Another important source of information was found in the tall piles of newspaper articles, magazine pieces, and government publications (both scientific documents and military "backgrounders") that I assembled in my years of research. These written sources were used to substantiate information collected in interviews (for example: Phil Klass's exhaustive articles in The Skeptical Inquirer; Stanton Friedman's privately published essays on "the cosmic Watergate," as well as those he published in International UFO Reporter on the MJ-12 evidence and "the secret life" of Donald Menzel; and monographs by Russell Targ and Dr. Harold Puthoff on Remote Vision). They also provided additional details as I fleshed out scenes (for example: privately published pamphlets on the history of Elmwood, Wisconsin; U.S. Navy "fact sheets'' on the "electronic fence" detection system) and were essential to an understanding of the fundamentals of the science that has convinced NASA there is other life in the universe‹and a "rational'' way to search for it (Part III, The Order of the Dolphin).
My library of scientific source material grew to more than 200 books and articles, and it was an enjoyable education. If any reader is interested in taking a similar course, I would suggest he could not fail to be intrigued if his preliminary reading list included Walter Sullivan's We Are Not Alone (Signet Books), John Kraus's Big Ear (Cygnus-Quasar Books), NASA's SETI (government publication no. SP-419), and Life in the Universe, edited by John Billingham (NASA Conference Publication 2156). These books were supplemented by the several volumes of the now unfortunately defunct magazine Cosmic Search, which contained wonderfully candid reminiscences by Professors Frank Drake and Phillip Morrison that helped to shape my reporting in Part III.
Also, the description of Carl Sagan's confrontation with Senator Proxmire in Part III came largely from a speech the astronomer made in 1985 to the International Astronomical Union, as reported by Thomas R. McDonough in his witty The Search For Extraterrestrial Intelligence (John Wiley & Sons, Inc., 1987).

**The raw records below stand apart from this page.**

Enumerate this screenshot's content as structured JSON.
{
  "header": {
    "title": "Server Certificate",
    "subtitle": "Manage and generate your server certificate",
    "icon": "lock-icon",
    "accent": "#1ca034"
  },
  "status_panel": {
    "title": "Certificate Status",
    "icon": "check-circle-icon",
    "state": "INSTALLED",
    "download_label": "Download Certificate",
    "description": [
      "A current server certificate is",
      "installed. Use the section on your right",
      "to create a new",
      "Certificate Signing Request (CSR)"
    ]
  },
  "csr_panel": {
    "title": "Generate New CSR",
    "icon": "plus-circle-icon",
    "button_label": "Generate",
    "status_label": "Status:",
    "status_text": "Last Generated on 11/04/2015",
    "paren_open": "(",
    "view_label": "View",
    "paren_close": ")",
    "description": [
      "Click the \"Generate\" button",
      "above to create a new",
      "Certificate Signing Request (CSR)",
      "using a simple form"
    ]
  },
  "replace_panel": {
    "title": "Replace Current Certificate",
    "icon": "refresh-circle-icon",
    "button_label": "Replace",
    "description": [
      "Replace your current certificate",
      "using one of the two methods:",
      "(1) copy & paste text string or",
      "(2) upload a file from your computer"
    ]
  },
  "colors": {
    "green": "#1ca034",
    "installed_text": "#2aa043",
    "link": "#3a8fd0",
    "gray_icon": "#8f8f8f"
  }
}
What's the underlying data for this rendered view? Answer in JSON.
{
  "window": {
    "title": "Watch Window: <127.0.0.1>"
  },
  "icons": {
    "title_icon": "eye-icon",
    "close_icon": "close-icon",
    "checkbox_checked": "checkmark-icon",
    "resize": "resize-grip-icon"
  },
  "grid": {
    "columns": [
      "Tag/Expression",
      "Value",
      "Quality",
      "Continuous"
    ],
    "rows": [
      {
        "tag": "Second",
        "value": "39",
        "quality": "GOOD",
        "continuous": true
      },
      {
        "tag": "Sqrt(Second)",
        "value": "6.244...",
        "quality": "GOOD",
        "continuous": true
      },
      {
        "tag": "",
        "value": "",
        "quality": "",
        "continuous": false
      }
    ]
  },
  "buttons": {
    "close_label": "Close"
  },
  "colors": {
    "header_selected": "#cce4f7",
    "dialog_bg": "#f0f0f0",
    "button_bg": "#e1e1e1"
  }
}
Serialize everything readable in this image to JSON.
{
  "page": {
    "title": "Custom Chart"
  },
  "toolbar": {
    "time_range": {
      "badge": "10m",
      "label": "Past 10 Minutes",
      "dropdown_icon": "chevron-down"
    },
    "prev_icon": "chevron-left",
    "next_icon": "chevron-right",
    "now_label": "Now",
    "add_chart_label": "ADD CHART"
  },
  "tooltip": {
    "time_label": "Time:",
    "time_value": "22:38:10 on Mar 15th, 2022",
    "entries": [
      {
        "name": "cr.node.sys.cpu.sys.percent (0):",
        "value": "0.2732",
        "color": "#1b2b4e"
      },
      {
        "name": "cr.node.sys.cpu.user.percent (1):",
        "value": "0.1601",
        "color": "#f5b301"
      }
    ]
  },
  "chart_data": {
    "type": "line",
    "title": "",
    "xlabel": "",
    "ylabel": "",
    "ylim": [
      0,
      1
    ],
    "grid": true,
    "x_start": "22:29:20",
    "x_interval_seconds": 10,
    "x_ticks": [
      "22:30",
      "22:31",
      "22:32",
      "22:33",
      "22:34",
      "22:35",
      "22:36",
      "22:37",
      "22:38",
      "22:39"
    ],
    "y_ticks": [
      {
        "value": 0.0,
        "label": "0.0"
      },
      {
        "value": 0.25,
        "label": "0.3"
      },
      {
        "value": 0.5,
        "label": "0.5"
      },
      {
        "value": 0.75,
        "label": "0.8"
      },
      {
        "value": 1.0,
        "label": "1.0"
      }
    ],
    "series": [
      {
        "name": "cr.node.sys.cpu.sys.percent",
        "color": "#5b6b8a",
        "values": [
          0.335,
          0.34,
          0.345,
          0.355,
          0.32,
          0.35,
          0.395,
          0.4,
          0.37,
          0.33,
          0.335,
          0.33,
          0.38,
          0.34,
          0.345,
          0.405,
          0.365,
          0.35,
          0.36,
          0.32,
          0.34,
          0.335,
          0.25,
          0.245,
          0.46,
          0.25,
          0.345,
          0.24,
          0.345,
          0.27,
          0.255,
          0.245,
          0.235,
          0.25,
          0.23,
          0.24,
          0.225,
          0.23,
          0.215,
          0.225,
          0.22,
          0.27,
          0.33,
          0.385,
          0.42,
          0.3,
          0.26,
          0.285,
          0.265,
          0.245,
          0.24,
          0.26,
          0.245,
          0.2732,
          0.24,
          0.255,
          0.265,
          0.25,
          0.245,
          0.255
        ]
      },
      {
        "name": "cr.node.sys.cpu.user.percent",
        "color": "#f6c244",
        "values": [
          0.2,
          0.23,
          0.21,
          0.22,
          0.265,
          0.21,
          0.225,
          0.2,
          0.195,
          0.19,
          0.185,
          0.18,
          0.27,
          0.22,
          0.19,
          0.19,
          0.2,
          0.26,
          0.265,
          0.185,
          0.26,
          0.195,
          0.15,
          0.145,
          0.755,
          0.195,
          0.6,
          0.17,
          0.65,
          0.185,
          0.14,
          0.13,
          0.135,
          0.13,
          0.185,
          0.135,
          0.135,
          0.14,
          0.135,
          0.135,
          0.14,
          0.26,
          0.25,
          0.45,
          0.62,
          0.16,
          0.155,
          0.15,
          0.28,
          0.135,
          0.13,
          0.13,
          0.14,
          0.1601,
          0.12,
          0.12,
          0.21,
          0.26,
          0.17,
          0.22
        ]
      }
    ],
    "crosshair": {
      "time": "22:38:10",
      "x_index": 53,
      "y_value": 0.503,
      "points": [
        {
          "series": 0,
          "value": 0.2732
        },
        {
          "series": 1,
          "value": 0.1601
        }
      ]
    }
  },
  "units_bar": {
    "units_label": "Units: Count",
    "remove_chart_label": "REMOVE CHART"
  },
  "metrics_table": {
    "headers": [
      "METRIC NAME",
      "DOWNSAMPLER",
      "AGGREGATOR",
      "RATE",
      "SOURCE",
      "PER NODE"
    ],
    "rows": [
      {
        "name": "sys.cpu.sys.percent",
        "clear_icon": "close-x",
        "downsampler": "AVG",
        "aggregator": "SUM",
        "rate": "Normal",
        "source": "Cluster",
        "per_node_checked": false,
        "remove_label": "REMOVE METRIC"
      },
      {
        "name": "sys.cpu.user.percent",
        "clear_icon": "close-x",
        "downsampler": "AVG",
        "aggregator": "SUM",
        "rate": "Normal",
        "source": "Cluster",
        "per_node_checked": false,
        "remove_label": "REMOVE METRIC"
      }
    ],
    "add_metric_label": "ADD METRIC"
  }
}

Additionally, it should be noted that Tom Weber's interrogator in Chapter Twenty-three was Marcia Nelesen of the Janesville Sunday Gazette, where that interview, in slightly different form, first appeared. Similarly, while many of Bill Moore's comments and observations (Part V, Counterinteiligence) were made in the course of interviews with me, another important source for directly quoted information was the transcript of a long presentation he made to a UFO conference in Las Vegas in July 1989 (available through William L. Moore Publications). Also, as I made my way through government archives armed with the Freedom of Information Act, I relied greatly on the pioneering research done by Lawrence Fawcett and Barry J. Greenwood for their book Clear Intent (Prentice Hall). And, as I indicate in the text, I also was able to review and quote from government documents that still remain classified.
Above all, I have done my best throughout the pages of this book to include the dates when events occurred, the names of the specific individuals who played a role m the story, and to make my source attributions immediately apparent. If, at times, I have found it necessary to protect the identity of an individual, it was a compromise I have openly shared with the reader. It was the only way secrets could be revealed, and a true story told.